Sometimes it takes a personal tragedy to catalyse an artist’s practise, a crack in everything, to paraphrase Leonard Cohen, that let’s the creative light in. Just such a traumatic fissure occurred in Charlotte Gainsbourg’s life in late 2013 with the sudden death in Paris of her half-sister, the fashion photographer Kate Barry. Reeling from the news and inevitably plunged into an extended period of grieving, the distressing event had transpired just as Charlotte was initiating activity on a new album, the successor to 2010’s IRM. Rather than put a total brake on creative proceedings, however, the anguish would slowly but inexorably find expression in the pages of Charlotte’s journal and thus, eventually, in the lyrics of the songs that she would write for Rest, her long-gestating but ultimately cathartic third studio album.
Previously reliant on collaborators to, as she puts it, “write my thoughts” – notably Jarvis Cocker and Air’s Nicolas Godin and Jean-Benoît Dunckel on 2006’s 5.55 album, and Beck on the aforementioned IRM – Charlotte had already begun to explore the possibility of penning her own songs, initially decamping to an island off the Brittany coast with Kiwi songwriter Connan Mockasin, an auxiliary on Stage Whisper, who brought along his guitar to help develop her nascent ideas. “Songwriting had been so paralysing before, but this was quite liberating”, Charlotte recalls. “Connan didn’t care about what I was writing – it was all in French, which he didn’t understand.
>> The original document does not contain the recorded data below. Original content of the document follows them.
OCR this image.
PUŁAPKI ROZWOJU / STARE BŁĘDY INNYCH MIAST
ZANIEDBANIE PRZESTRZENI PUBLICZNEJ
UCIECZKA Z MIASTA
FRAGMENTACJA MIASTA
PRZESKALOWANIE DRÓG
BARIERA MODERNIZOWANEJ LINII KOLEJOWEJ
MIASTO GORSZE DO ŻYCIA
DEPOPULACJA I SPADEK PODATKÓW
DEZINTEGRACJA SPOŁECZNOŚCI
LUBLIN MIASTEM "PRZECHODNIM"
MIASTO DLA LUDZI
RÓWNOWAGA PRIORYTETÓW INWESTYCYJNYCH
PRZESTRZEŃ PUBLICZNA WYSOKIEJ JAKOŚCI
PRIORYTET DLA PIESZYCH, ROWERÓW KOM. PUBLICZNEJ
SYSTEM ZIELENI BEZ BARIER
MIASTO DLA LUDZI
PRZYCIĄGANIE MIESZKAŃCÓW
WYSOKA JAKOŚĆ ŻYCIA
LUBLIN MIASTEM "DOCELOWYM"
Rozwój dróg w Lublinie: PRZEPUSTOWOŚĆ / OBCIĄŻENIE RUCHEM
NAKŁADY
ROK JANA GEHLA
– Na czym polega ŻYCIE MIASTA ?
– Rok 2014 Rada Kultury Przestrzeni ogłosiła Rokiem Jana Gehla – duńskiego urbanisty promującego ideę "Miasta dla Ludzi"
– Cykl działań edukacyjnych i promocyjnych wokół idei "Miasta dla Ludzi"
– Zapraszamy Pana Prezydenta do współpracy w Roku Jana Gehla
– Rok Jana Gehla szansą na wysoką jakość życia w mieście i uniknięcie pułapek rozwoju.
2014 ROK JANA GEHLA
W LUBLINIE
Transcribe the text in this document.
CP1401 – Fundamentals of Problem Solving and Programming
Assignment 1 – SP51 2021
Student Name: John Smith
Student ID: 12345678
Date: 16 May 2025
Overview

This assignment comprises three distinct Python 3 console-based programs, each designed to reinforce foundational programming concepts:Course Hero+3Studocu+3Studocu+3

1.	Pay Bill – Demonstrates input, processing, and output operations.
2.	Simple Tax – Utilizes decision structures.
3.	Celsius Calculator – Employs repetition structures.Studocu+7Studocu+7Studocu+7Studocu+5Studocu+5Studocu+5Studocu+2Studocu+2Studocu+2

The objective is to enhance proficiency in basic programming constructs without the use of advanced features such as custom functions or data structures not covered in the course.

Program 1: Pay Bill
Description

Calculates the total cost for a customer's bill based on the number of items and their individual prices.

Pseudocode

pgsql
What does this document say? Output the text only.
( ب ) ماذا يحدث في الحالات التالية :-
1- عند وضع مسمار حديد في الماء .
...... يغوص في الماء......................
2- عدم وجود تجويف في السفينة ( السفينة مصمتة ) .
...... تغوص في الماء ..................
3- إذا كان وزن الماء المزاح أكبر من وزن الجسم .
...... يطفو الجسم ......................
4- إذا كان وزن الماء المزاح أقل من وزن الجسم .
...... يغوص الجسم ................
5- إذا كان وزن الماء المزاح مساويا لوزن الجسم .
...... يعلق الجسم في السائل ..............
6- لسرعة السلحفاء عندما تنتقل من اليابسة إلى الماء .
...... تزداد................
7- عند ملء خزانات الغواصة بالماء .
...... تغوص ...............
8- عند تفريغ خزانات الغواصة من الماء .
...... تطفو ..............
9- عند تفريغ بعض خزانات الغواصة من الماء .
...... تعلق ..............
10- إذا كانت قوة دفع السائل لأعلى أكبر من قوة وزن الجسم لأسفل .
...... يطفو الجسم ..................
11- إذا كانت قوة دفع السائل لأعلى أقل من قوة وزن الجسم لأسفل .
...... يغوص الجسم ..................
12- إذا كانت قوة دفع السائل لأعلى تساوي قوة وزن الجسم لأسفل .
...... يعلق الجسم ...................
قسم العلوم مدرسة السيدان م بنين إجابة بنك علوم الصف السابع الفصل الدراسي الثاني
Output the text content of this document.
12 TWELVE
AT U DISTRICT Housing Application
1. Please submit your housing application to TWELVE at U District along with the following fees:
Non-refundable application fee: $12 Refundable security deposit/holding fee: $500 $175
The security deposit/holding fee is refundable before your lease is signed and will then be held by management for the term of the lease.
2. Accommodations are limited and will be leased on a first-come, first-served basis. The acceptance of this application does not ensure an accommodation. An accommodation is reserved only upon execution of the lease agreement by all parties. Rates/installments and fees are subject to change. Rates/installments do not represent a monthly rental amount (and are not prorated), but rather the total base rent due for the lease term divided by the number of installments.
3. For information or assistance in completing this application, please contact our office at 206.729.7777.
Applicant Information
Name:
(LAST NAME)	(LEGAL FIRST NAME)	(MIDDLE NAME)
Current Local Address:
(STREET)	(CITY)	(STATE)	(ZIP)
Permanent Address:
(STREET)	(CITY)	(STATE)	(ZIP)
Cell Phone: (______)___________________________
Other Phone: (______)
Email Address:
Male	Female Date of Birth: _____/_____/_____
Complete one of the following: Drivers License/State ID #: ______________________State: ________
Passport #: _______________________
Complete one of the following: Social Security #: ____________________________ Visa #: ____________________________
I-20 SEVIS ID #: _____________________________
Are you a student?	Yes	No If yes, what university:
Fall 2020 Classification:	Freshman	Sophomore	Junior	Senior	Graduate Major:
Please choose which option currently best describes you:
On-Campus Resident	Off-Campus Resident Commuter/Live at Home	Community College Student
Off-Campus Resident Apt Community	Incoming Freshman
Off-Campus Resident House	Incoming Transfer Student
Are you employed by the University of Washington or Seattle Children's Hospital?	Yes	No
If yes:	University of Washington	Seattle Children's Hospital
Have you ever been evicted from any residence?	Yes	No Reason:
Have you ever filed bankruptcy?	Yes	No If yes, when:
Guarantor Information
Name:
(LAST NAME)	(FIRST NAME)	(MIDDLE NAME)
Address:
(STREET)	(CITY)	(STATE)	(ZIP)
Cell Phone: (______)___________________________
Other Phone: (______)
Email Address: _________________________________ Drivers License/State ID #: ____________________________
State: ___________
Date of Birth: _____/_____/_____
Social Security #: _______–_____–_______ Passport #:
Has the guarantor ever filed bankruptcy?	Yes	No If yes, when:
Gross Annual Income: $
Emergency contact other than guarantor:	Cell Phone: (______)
That gave me a bit of confidence. I was gradually getting a grip on what I felt I wanted to write about. And then my sister died…”
Being profoundly impacted by matters familial is hardly something new to Charlotte Gainsbourg, who first came to prominence in France as a young teenager, singing songs penned by her father, firstly on the controversial single ‘Lemon Incest’ and then the album (and accompanying film) Charlotte Forever. Serge Gainsbourg passed away when Charlotte was 19, and she, along with much of the French nation, felt the loss deeply and protractedly. The shadow of her father’s notoriety and immense artistic reputation, especially his celebrated work with her mother, Jane Birkin, offers a partial explanation for Charlotte’s previous reticence as a songwriter, although, as she readily acknowledges, her iconic bloodline has also been a way in for many of her collaborators. “Naturally, my parents’ style has inspired many of the musicians I’ve worked with. When I recorded with Beck, we talked about my father very often, and with Air it was the same”. Still, the Gainsbourg songwriting genes stubbornly refused to kick in.